Using a business rules approach prior to developing system requirements is a thorough way to ensure all issues are covered before you get started.

Every company has business rules that govern how things will work. Often business rules are well known across the enterprise, but undocumented. It’s these rules that can trip you up when you’re planning for a new system. Knowing all the business rules that are established and used in day-to-day work prior to defining system requirements will help you understand the scope of the work.

So what is a business rule anyway? According to Wikipedia:

“A business rule is a rule that defines or constrains some aspect of business and always resolves to either true or false. Business rules are intended to assert business structure or to control or influence the behavior of the business.”

Business rules help a company fulfill its mission and goals. When collecting and documenting business rules, it’s important that you focus at the enterprise level, not just the project level.

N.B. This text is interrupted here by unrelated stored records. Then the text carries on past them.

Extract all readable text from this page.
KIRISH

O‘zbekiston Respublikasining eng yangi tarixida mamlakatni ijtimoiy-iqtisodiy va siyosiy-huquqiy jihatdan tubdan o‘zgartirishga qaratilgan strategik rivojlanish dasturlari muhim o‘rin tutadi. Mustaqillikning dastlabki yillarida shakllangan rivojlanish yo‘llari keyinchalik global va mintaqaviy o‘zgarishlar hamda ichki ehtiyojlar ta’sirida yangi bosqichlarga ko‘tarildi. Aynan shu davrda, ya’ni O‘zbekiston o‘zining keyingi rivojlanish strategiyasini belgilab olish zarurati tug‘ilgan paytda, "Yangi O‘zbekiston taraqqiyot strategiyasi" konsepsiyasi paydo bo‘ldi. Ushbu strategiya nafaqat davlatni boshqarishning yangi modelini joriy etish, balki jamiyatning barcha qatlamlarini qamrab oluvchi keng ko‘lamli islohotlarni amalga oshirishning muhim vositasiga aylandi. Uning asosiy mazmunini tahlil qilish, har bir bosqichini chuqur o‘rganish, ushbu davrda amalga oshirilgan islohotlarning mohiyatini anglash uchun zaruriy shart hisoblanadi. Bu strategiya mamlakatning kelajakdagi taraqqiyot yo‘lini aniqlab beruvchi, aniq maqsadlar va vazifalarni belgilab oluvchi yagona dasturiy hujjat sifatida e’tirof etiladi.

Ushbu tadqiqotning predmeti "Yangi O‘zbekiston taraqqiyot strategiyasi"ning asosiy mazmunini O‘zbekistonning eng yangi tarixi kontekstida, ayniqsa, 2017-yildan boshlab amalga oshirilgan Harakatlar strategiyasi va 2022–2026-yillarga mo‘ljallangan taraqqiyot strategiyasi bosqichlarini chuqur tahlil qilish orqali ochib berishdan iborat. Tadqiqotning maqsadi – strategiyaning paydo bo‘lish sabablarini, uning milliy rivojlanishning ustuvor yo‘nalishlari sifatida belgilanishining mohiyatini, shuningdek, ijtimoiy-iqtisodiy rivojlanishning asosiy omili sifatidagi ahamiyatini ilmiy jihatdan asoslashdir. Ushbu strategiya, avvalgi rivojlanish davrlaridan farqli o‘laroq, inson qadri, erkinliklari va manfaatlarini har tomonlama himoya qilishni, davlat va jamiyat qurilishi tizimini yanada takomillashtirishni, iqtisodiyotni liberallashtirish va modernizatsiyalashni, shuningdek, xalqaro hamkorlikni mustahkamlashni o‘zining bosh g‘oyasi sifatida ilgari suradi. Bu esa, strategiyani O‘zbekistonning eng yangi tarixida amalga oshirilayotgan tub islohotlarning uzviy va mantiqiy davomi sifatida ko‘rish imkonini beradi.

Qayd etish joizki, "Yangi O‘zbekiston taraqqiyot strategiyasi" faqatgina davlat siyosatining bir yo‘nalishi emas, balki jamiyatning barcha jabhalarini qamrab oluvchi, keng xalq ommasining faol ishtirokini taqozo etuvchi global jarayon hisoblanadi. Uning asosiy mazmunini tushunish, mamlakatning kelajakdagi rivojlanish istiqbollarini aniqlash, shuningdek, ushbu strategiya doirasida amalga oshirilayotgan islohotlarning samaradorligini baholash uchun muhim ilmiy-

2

Ronald Ross, author of Principles of the Business Rule Approach, describes ten basic principles of the business rule approach. He believes that rules should:

  • Be written and made explicit.
  • Be expressed in plain language.
  • Exist independent of procedures and workflows.
  • Build on facts, and facts should build on concepts as represented by terms.
  • Guide or influence behavior in desired ways.
  • Be motivated by identifiable and important business factors.
  • Be accessible to authorized parties.
  • Be single sourced.
  • Be specified directly by those people who have relevant knowledge.
  • Be managed.

Basically, a business rule is well defined when the person who is expected to follow it can do so in an effective and consistent manner when required. Here’s an example of a business rule.

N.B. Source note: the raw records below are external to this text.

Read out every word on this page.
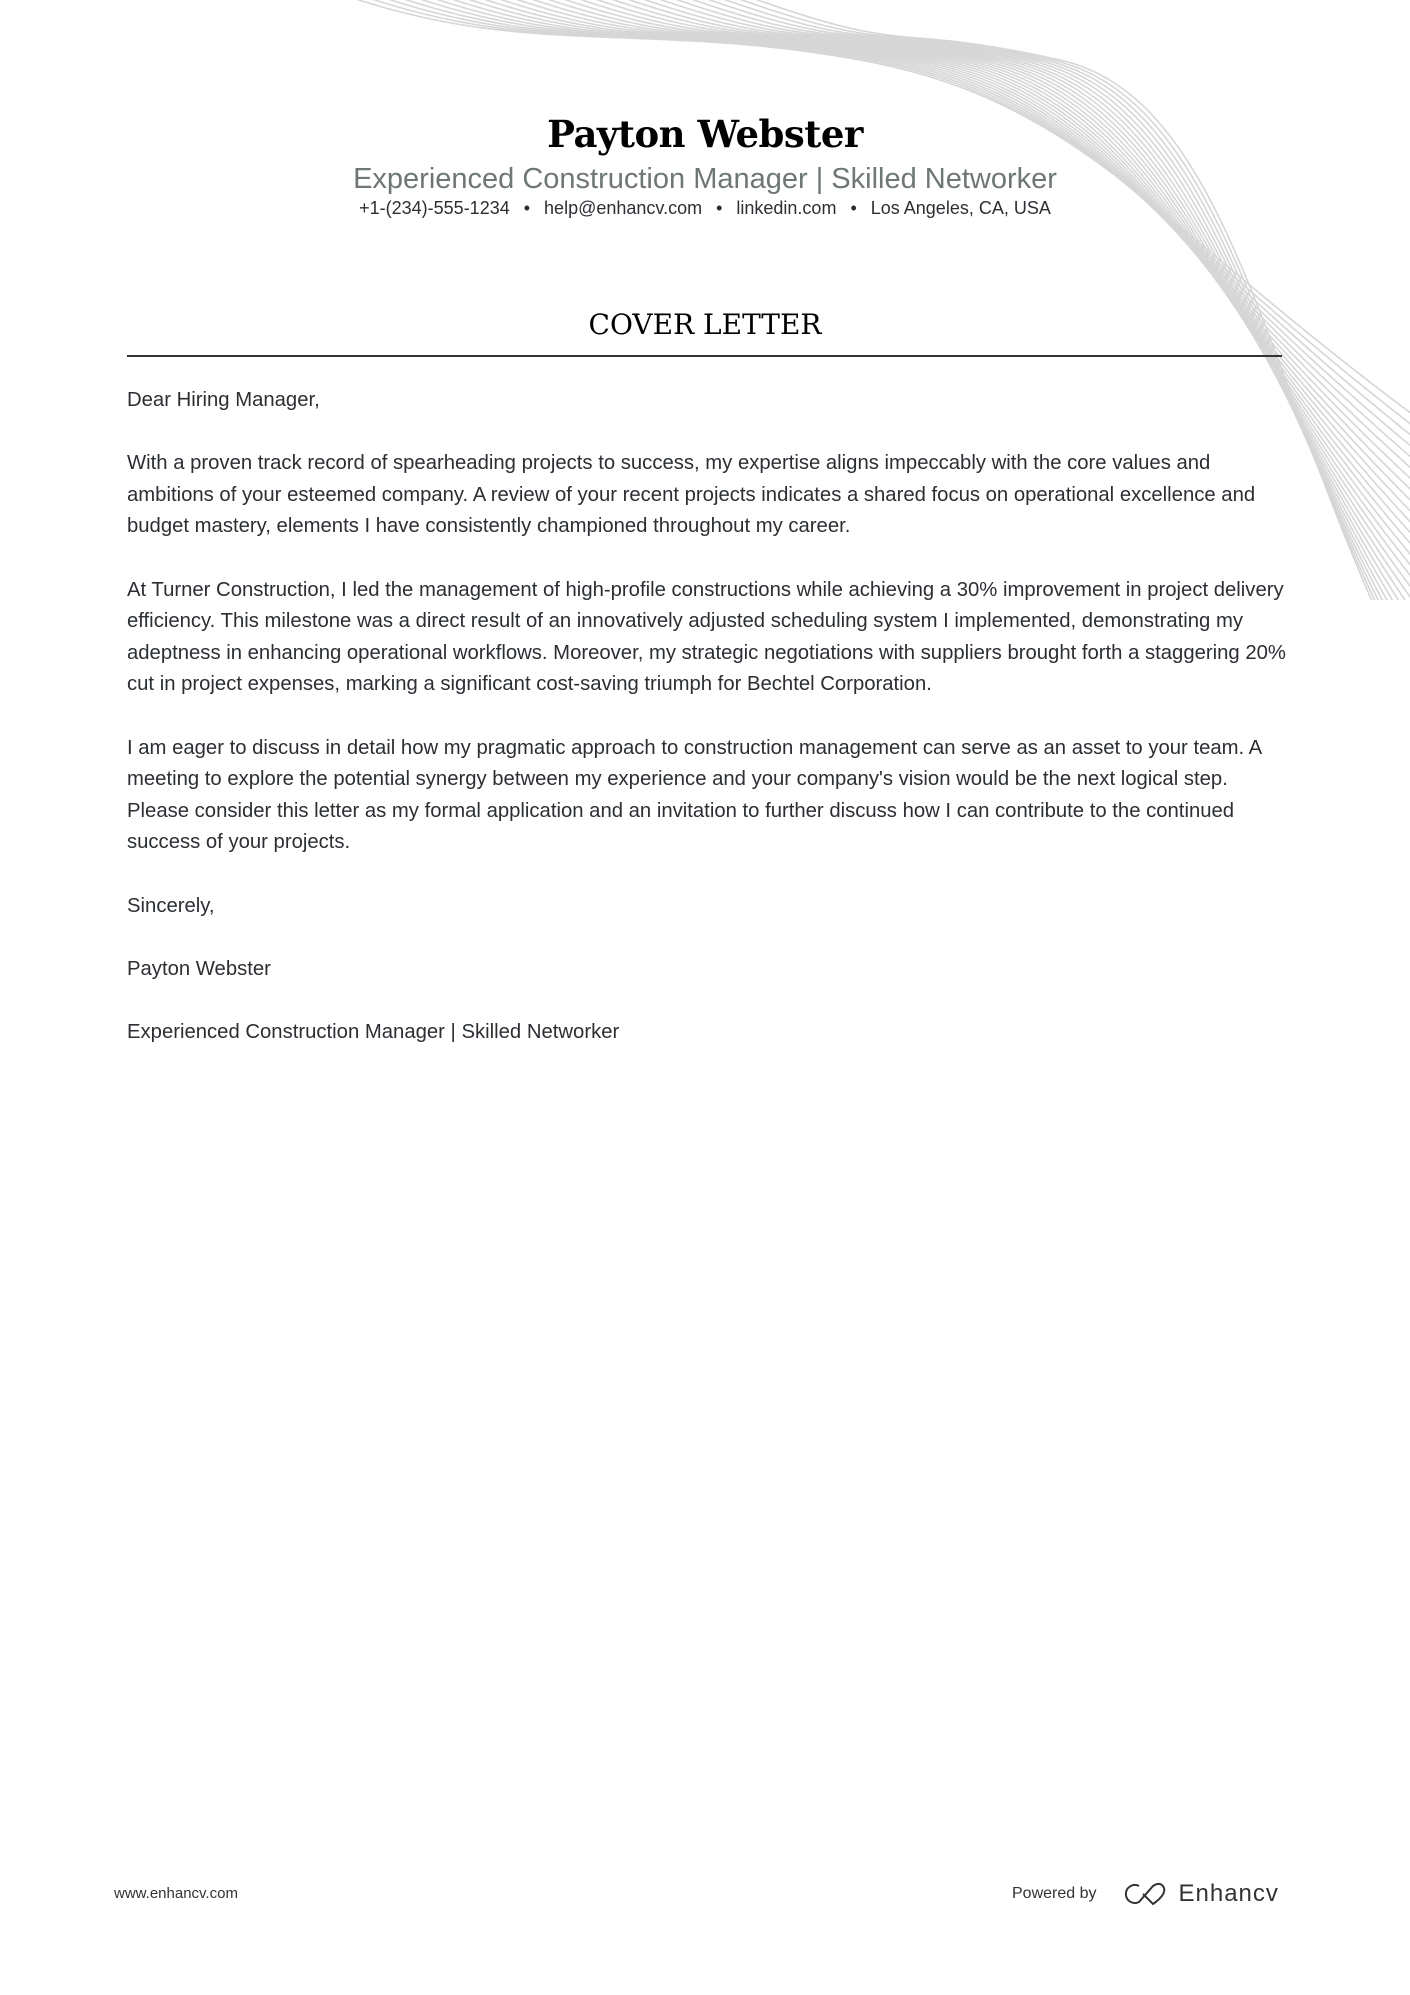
Payton Webster
Experienced Construction Manager | Skilled Networker
+1-(234)-555-1234 • help@enhancv.com • linkedin.com • Los Angeles, CA, USA
COVER LETTER

Dear Hiring Manager,

With a proven track record of spearheading projects to success, my expertise aligns impeccably with the core values and ambitions of your esteemed company. A review of your recent projects indicates a shared focus on operational excellence and budget mastery, elements I have consistently championed throughout my career.

At Turner Construction, I led the management of high-profile constructions while achieving a 30% improvement in project delivery efficiency. This milestone was a direct result of an innovatively adjusted scheduling system I implemented, demonstrating my adeptness in enhancing operational workflows. Moreover, my strategic negotiations with suppliers brought forth a staggering 20% cut in project expenses, marking a significant cost-saving triumph for Bechtel Corporation.

I am eager to discuss in detail how my pragmatic approach to construction management can serve as an asset to your team. A meeting to explore the potential synergy between my experience and your company's vision would be the next logical step. Please consider this letter as my formal application and an invitation to further discuss how I can contribute to the continued success of your projects.

Sincerely,

Payton Webster

Experienced Construction Manager | Skilled Networker

www.enhancv.com	Powered by	Enhancv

A customer’s phone service can’t be suspended for nonpayment unless:

  • They are more than fifteen days delinquent
  • They were on a payment plan and have stopped making payments
  • They have been notified of the planned suspension

To Collect Business Rules, Gather Input From Many Sources

  • First, identify key processes or areas of focus that you will be collecting information for such as finance, customer service, operations, etc. No need to document processes at this point, just capture the main process areas.
  • Then create a questionnaire to be completed by key stakeholders that will provide you with a starting point. This questionnaire should include thought provoking, information gathering, general questions to help you learn about how the business works. For example, if you’re focusing on customer service, you might ask, “How do customers pay bills?”
  • Next you’ll gather any rule or policy documents that already exist, dig through them and pull out business rules.
  • Finally, conduct a work session with subject matter experts to discuss processes and rules around your area of focus. Listen carefully here for business rules that you’ll need to capture. People get so used to working within a company’s defined culture that they often don’t realize it when they are citing a rule.

Put It All Together

Once you’ve received information from all your sources — questionnaires, rules and policy documents, and work sessions – it’s important to consolidate them into one document for review by key stakeholders. An excel spreadsheet works pretty well for this unless you have an alternative method.

And once you have all of your business rules set, you can tackle defining the requirements that will solve that business rule in your new system.